We were interested in determining whether the events at which stimulation effectiveness switched from one hemisphere to the other were locked to salient song features and whether the resulting switching intervals obeyed any regularity. Visually, the effectiveness of electrical stimuli appeared to switch several times from one hemisphere to the other within a song motif, but often there was no obvious relationship between the discrete switching events and the sound spectrum produced at these times (inset of Figure 3A). When we assessed the events at which the effectiveness of electrical stimuli switched from one hemisphere to the other in terms of onsets of contralateral effectiveness (LE values larger than baseline), the mean switching interval was 35 ms (median 28 ms, range 4 to 150 ms).

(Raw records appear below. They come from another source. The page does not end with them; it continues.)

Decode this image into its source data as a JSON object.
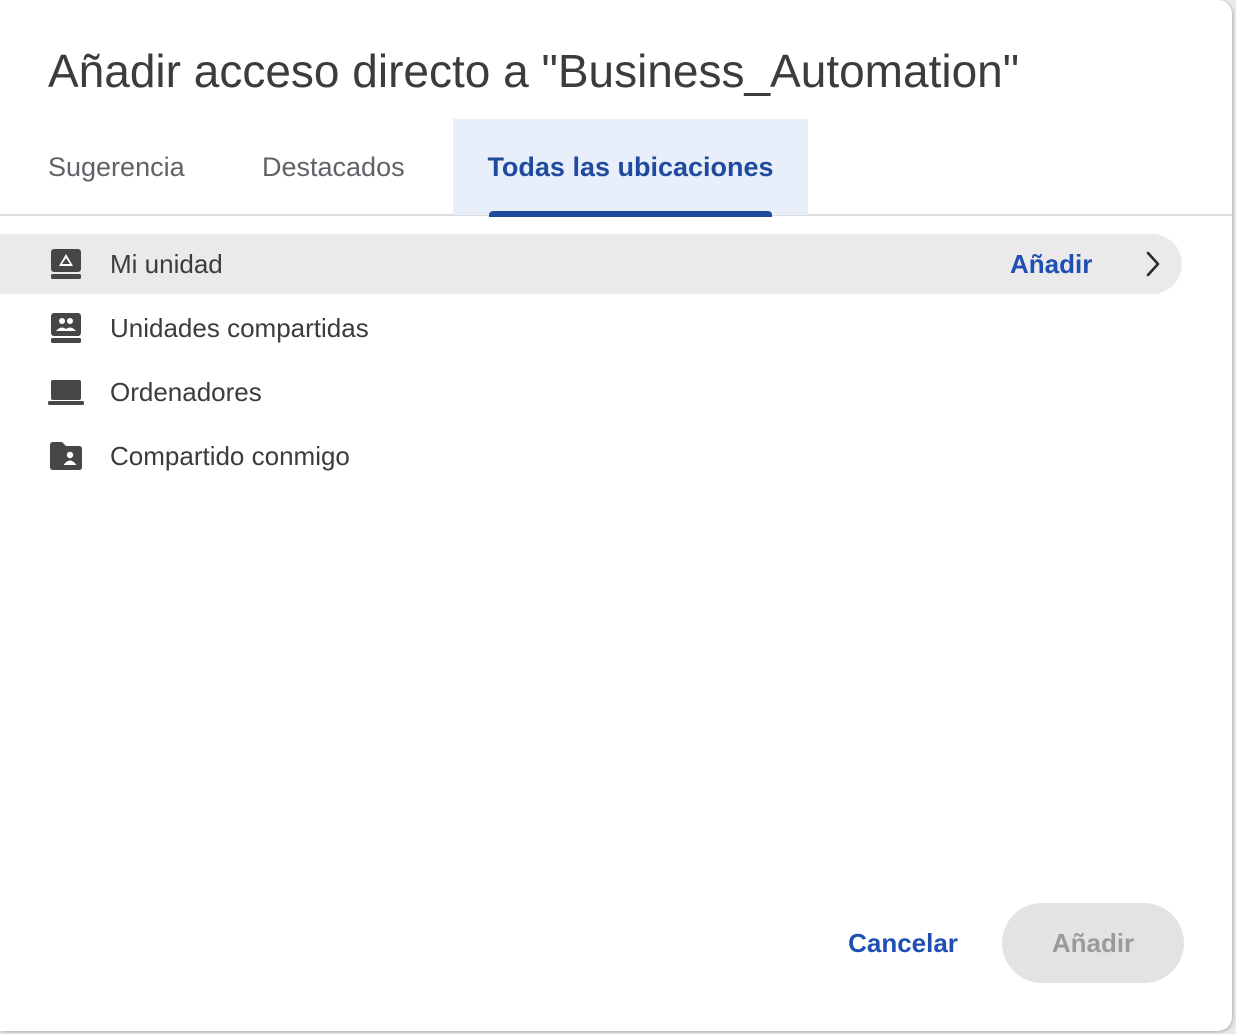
{
  "dialog": {
    "title": "Añadir acceso directo a \"Business_Automation\""
  },
  "tabs": [
    {
      "label": "Sugerencia",
      "active": false
    },
    {
      "label": "Destacados",
      "active": false
    },
    {
      "label": "Todas las ubicaciones",
      "active": true
    }
  ],
  "locations": [
    {
      "label": "Mi unidad",
      "icon": "my-drive-icon",
      "selected": true,
      "action_label": "Añadir"
    },
    {
      "label": "Unidades compartidas",
      "icon": "shared-drives-icon",
      "selected": false
    },
    {
      "label": "Ordenadores",
      "icon": "computers-icon",
      "selected": false
    },
    {
      "label": "Compartido conmigo",
      "icon": "shared-with-me-icon",
      "selected": false
    }
  ],
  "footer": {
    "cancel_label": "Cancelar",
    "add_label": "Añadir",
    "add_enabled": false
  },
  "colors": {
    "accent": "#1f4a9e",
    "link": "#1f4fb5",
    "active_tab_bg": "#e8effa",
    "selected_row_bg": "#eaeaea",
    "disabled_button_bg": "#e3e3e3"
  }
}
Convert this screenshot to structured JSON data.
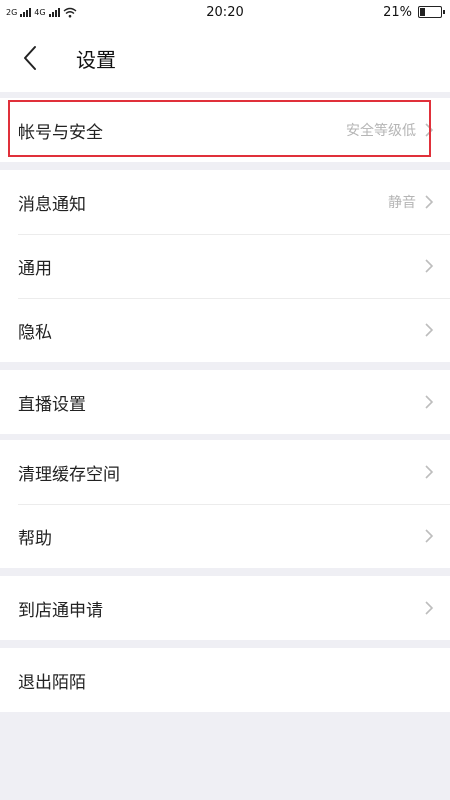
{
  "status_bar": {
    "network_left": "2G",
    "network_right": "4G",
    "time": "20:20",
    "battery": "21%"
  },
  "header": {
    "title": "设置"
  },
  "groups": [
    {
      "items": [
        {
          "label": "帐号与安全",
          "value": "安全等级低"
        }
      ]
    },
    {
      "items": [
        {
          "label": "消息通知",
          "value": "静音"
        },
        {
          "label": "通用"
        },
        {
          "label": "隐私"
        }
      ]
    },
    {
      "items": [
        {
          "label": "直播设置"
        }
      ]
    },
    {
      "items": [
        {
          "label": "清理缓存空间"
        },
        {
          "label": "帮助"
        }
      ]
    },
    {
      "items": [
        {
          "label": "到店通申请"
        }
      ]
    },
    {
      "items": [
        {
          "label": "退出陌陌"
        }
      ]
    }
  ],
  "colors": {
    "highlight": "#e0303a",
    "background": "#efeff4"
  },
  "icons": {
    "back": "chevron-left-icon",
    "item_arrow": "chevron-right-icon"
  }
}
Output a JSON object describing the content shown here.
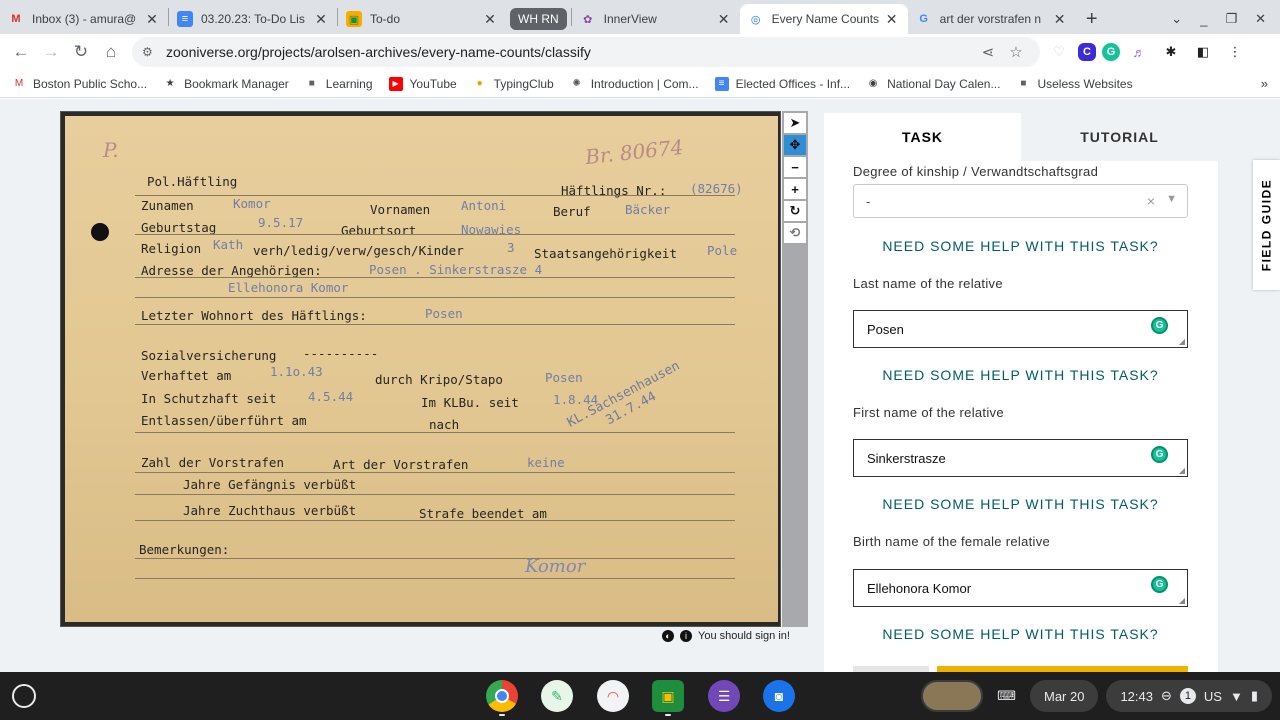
{
  "tabs": [
    {
      "title": "Inbox (3) - amura@",
      "icon": "gmail-icon",
      "color": "#d93025",
      "glyph": "M"
    },
    {
      "title": "03.20.23: To-Do Lis",
      "icon": "docs-icon",
      "color": "#4285f4",
      "glyph": "≡"
    },
    {
      "title": "To-do",
      "icon": "classroom-icon",
      "color": "#f9ab00",
      "glyph": "▣"
    },
    {
      "title": "WH RN",
      "group": true
    },
    {
      "title": "InnerView",
      "icon": "innerview-icon",
      "color": "#8e44ad",
      "glyph": "✿"
    },
    {
      "title": "Every Name Counts",
      "icon": "zooniverse-icon",
      "color": "#1a73e8",
      "glyph": "◎",
      "active": true
    },
    {
      "title": "art der vorstrafen n",
      "icon": "google-icon",
      "color": "#4285f4",
      "glyph": "G"
    }
  ],
  "toolbar": {
    "url": "zooniverse.org/projects/arolsen-archives/every-name-counts/classify"
  },
  "bookmarks": [
    {
      "label": "Boston Public Scho...",
      "icon": "gmail-icon",
      "color": "#d93025",
      "glyph": "M"
    },
    {
      "label": "Bookmark Manager",
      "icon": "star-icon",
      "color": "#202124",
      "glyph": "★"
    },
    {
      "label": "Learning",
      "icon": "folder-icon",
      "color": "#5f6368",
      "glyph": "■"
    },
    {
      "label": "YouTube",
      "icon": "youtube-icon",
      "color": "#ff0000",
      "glyph": "▶"
    },
    {
      "label": "TypingClub",
      "icon": "typingclub-icon",
      "color": "#f29900",
      "glyph": "●"
    },
    {
      "label": "Introduction | Com...",
      "icon": "openai-icon",
      "color": "#555",
      "glyph": "✺"
    },
    {
      "label": "Elected Offices - Inf...",
      "icon": "docs-icon",
      "color": "#4285f4",
      "glyph": "≡"
    },
    {
      "label": "National Day Calen...",
      "icon": "globe-icon",
      "color": "#202124",
      "glyph": "◉"
    },
    {
      "label": "Useless Websites",
      "icon": "folder-icon",
      "color": "#5f6368",
      "glyph": "■"
    }
  ],
  "card": {
    "reg_number": "Br. 80674",
    "corner_mark": "P.",
    "header": "Pol.Häftling",
    "prisoner_no_label": "Häftlings Nr.:",
    "prisoner_no": "(82676)",
    "surname_label": "Zunamen",
    "surname": "Komor",
    "firstname_label": "Vornamen",
    "firstname": "Antoni",
    "job_label": "Beruf",
    "job": "Bäcker",
    "birthday_label": "Geburtstag",
    "birthday": "9.5.17",
    "birthplace_label": "Geburtsort",
    "birthplace": "Nowawies",
    "religion_label": "Religion",
    "religion": "Kath",
    "marital": "verh/ledig/verw/gesch/Kinder",
    "children": "3",
    "nationality_label": "Staatsangehörigkeit",
    "nationality": "Pole",
    "relatives_label": "Adresse der Angehörigen:",
    "relatives_address": "Posen . Sinkerstrasze 4",
    "relatives_name": "Ellehonora Komor",
    "last_residence_label": "Letzter Wohnort des Häftlings:",
    "last_residence": "Posen",
    "social_label": "Sozialversicherung",
    "social": "----------",
    "arrested_label": "Verhaftet am",
    "arrested": "1.1o.43",
    "by_label": "durch Kripo/Stapo",
    "by": "Posen",
    "custody_label": "In Schutzhaft seit",
    "custody": "4.5.44",
    "camp_label": "Im KLBu. seit",
    "camp": "1.8.44",
    "released_label": "Entlassen/überführt am",
    "to_label": "nach",
    "stamp_line1": "KL.Sachsenhausen",
    "stamp_line2": "31.7.44",
    "convictions_label": "Zahl der Vorstrafen",
    "type_label": "Art der Vorstrafen",
    "type": "keine",
    "prison_label": "Jahre Gefängnis verbüßt",
    "penitentiary_label": "Jahre Zuchthaus verbüßt",
    "sentence_label": "Strafe beendet am",
    "remarks_label": "Bemerkungen:",
    "signature": "Komor"
  },
  "viewer": {
    "signin": "You should sign in!"
  },
  "panel": {
    "tab_task": "TASK",
    "tab_tutorial": "TUTORIAL",
    "kinship_label": "Degree of kinship / Verwandtschaftsgrad",
    "kinship_value": "-",
    "help": "NEED SOME HELP WITH THIS TASK?",
    "last_name_label": "Last name of the relative",
    "last_name_value": "Posen",
    "first_name_label": "First name of the relative",
    "first_name_value": "Sinkerstrasze",
    "birth_name_label": "Birth name of the female relative",
    "birth_name_value": "Ellehonora Komor",
    "field_guide": "FIELD GUIDE"
  },
  "shelf": {
    "date": "Mar 20",
    "time": "12:43",
    "notifications": "1",
    "locale": "US",
    "apps": [
      {
        "name": "chrome-app",
        "color": "#4285f4",
        "glyph": "◉"
      },
      {
        "name": "evernote-app",
        "color": "#2dbe60",
        "glyph": "✎"
      },
      {
        "name": "paint-app",
        "color": "#e8eaed",
        "glyph": "◠"
      },
      {
        "name": "classroom-app",
        "color": "#1e8e3e",
        "glyph": "▣"
      },
      {
        "name": "forms-app",
        "color": "#7248b9",
        "glyph": "☰"
      },
      {
        "name": "camera-app",
        "color": "#1a73e8",
        "glyph": "◙"
      }
    ]
  }
}
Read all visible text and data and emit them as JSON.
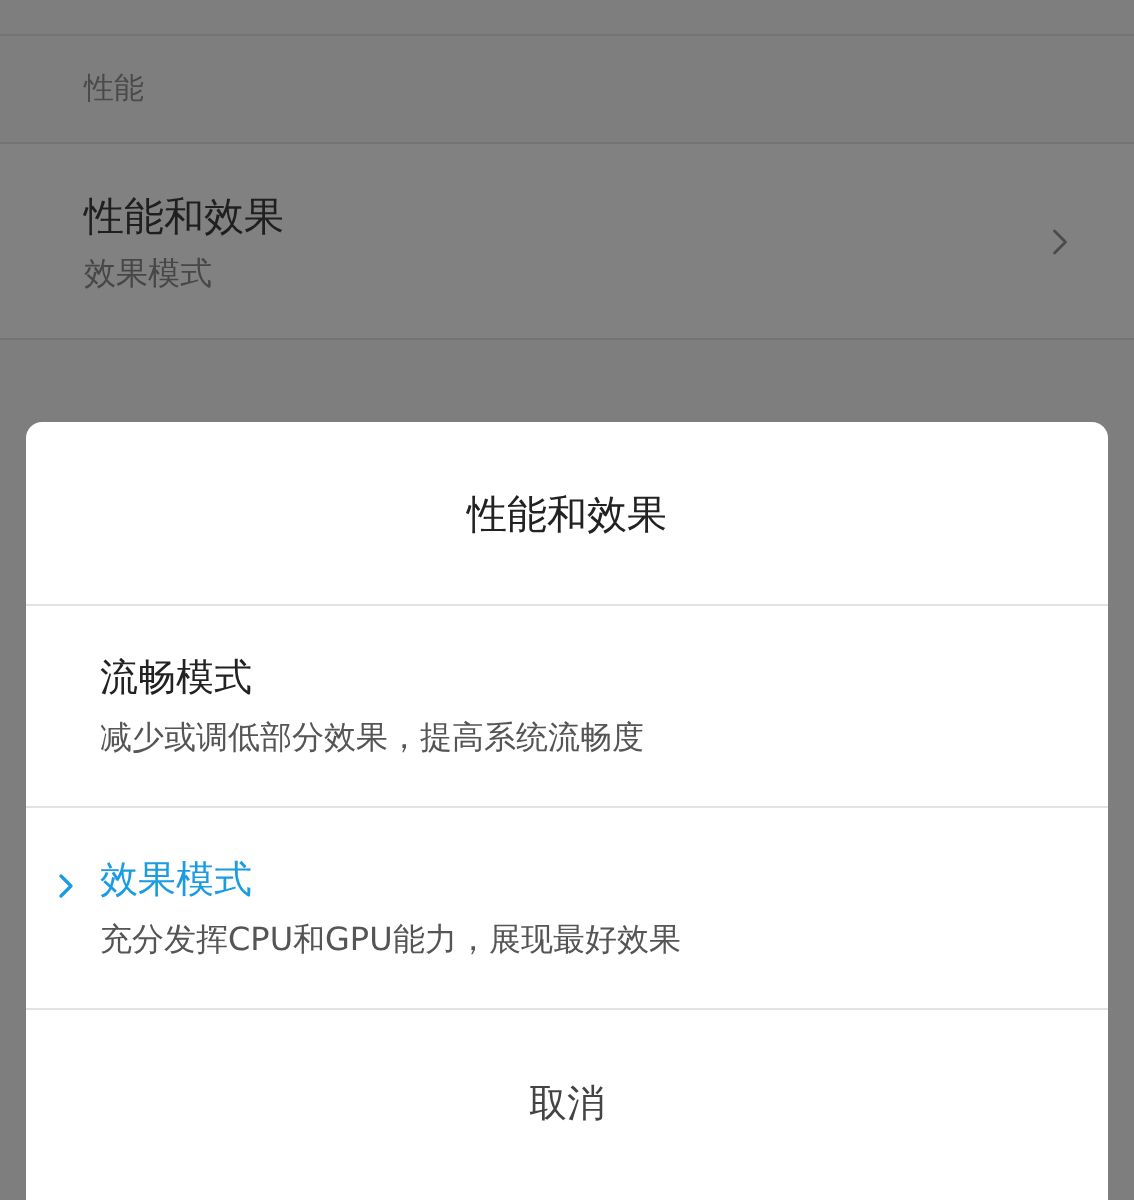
{
  "settings": {
    "section_header": "性能",
    "item": {
      "title": "性能和效果",
      "value": "效果模式"
    }
  },
  "dialog": {
    "title": "性能和效果",
    "options": [
      {
        "title": "流畅模式",
        "description": "减少或调低部分效果，提高系统流畅度",
        "selected": false
      },
      {
        "title": "效果模式",
        "description": "充分发挥CPU和GPU能力，展现最好效果",
        "selected": true
      }
    ],
    "cancel": "取消"
  }
}
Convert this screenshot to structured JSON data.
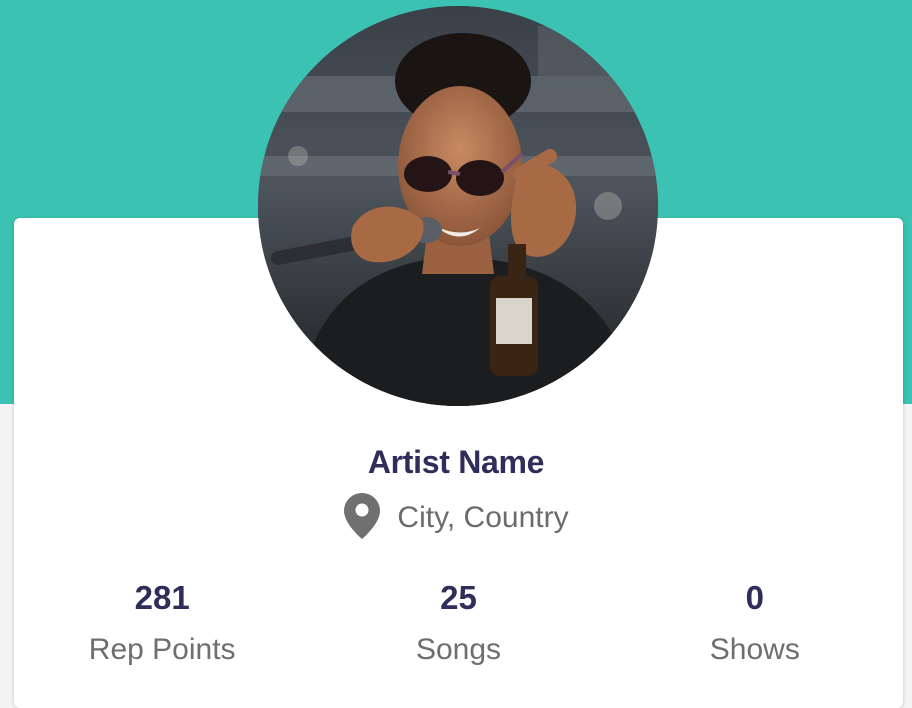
{
  "colors": {
    "header_background": "#3cc2b2",
    "accent_text": "#2f2e5a",
    "muted_text": "#6b6b6b",
    "icon_gray": "#707070"
  },
  "profile": {
    "avatar_icon": "artist-photo",
    "name": "Artist Name",
    "location": "City, Country",
    "location_icon": "map-pin-icon"
  },
  "stats": [
    {
      "value": "281",
      "label": "Rep Points"
    },
    {
      "value": "25",
      "label": "Songs"
    },
    {
      "value": "0",
      "label": "Shows"
    }
  ]
}
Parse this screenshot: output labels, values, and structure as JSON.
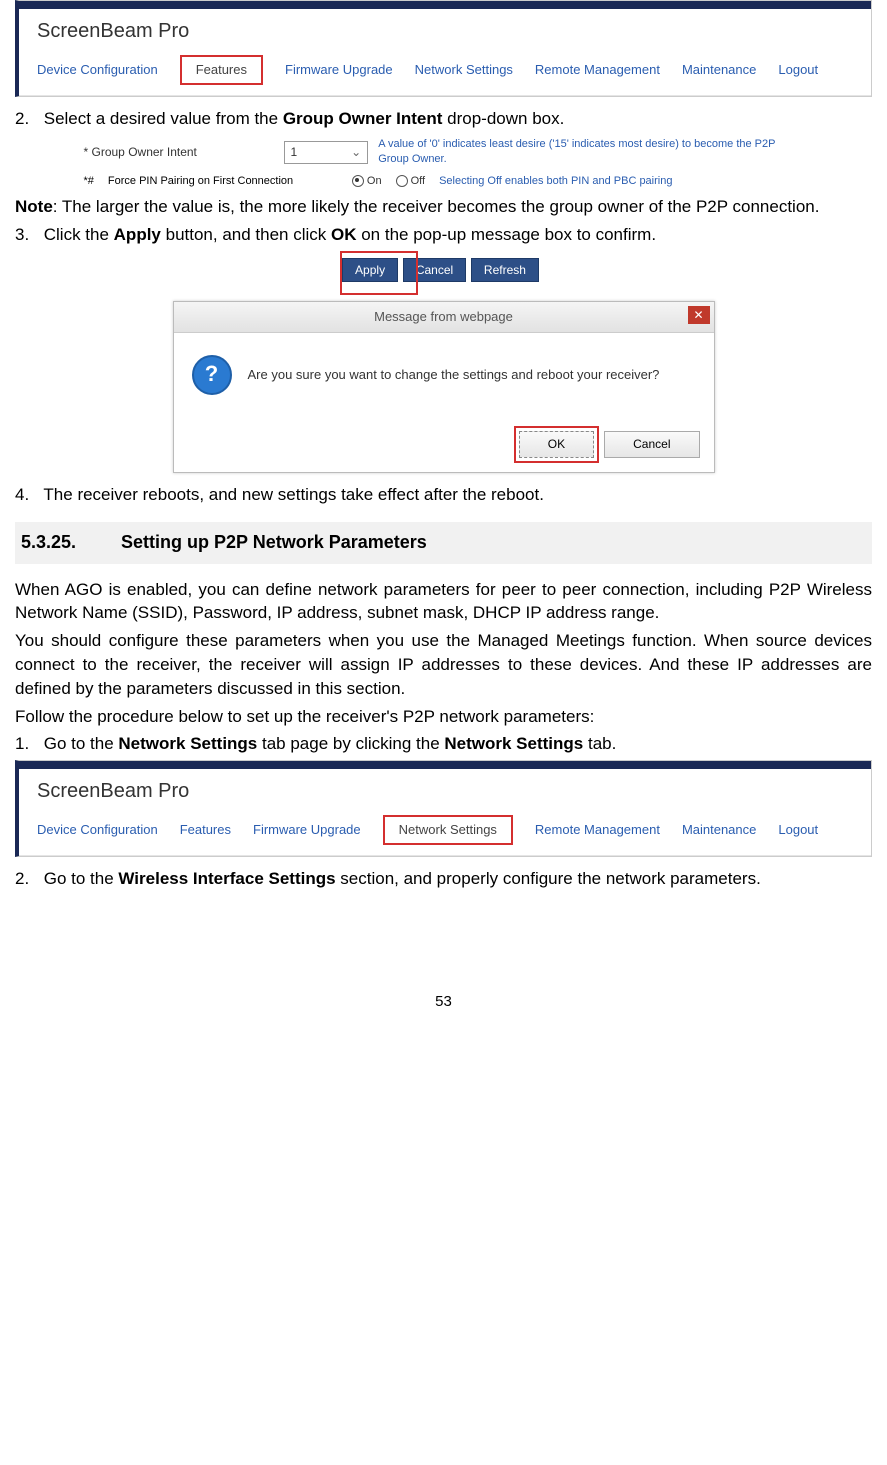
{
  "nav1": {
    "brand": "ScreenBeam Pro",
    "tabs": [
      "Device Configuration",
      "Features",
      "Firmware Upgrade",
      "Network Settings",
      "Remote Management",
      "Maintenance",
      "Logout"
    ],
    "active": "Features"
  },
  "nav2": {
    "brand": "ScreenBeam Pro",
    "tabs": [
      "Device Configuration",
      "Features",
      "Firmware Upgrade",
      "Network Settings",
      "Remote Management",
      "Maintenance",
      "Logout"
    ],
    "active": "Network Settings"
  },
  "step2": {
    "pre": "Select a desired value from the ",
    "bold": "Group Owner Intent",
    "post": " drop-down box."
  },
  "go_fig": {
    "label": "* Group Owner Intent",
    "value": "1",
    "hint": "A value of '0' indicates least desire ('15' indicates most desire) to become the P2P Group Owner.",
    "pin_label_pre": "*# ",
    "pin_label": "Force PIN Pairing on First Connection",
    "on": "On",
    "off": "Off",
    "off_hint": "Selecting Off enables both PIN and PBC pairing"
  },
  "note": {
    "label": "Note",
    "text": ": The larger the value is, the more likely the receiver becomes the group owner of the P2P connection."
  },
  "step3": {
    "pre": "Click the ",
    "b1": "Apply",
    "mid": " button, and then click ",
    "b2": "OK",
    "post": " on the pop-up message box to confirm."
  },
  "buttons": {
    "apply": "Apply",
    "cancel": "Cancel",
    "refresh": "Refresh"
  },
  "dialog": {
    "title": "Message from webpage",
    "msg": "Are you sure you want to change the settings and reboot your receiver?",
    "ok": "OK",
    "cancel": "Cancel"
  },
  "step4": "The receiver reboots, and new settings take effect after the reboot.",
  "section": {
    "num": "5.3.25.",
    "title": "Setting up P2P Network Parameters"
  },
  "p1": "When AGO is enabled, you can define network parameters for peer to peer connection, including P2P Wireless Network Name (SSID), Password, IP address, subnet mask, DHCP IP address range.",
  "p2": "You should configure these parameters when you use the Managed Meetings function. When source devices connect to the receiver, the receiver will assign IP addresses to these devices. And these IP addresses are defined by the parameters discussed in this section.",
  "p3": "Follow the procedure below to set up the receiver's P2P network parameters:",
  "step_ns1": {
    "pre": "Go to the ",
    "b1": "Network Settings",
    "mid": " tab page by clicking the ",
    "b2": "Network Settings",
    "post": " tab."
  },
  "step_ns2": {
    "pre": "Go to the ",
    "b1": "Wireless Interface Settings",
    "post": " section, and properly configure the network parameters."
  },
  "page": "53"
}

By contrast, when the switching events were defined by joint occurrence of ipsilateral ineffectiveness and onsets of contralateral effectiveness, the mean interval was 64 ms (median 44 ms, range 4 to 240 ms). Hence, on average, stimulus effectiveness switched back and forth between hemispheres within a few tens of milliseconds. However, our estimates of lateralized effectiveness and switching intervals must be interpreted with caution because of the aforementioned dependence of LE peak widths on stimulus current, implying that switching intervals depend (nontrivially) on stimulus current. Nevertheless, because we found broadly distributed switching intervals both across all birds and within single birds, there is little evidence of periodicity in this interhemispheric switching process.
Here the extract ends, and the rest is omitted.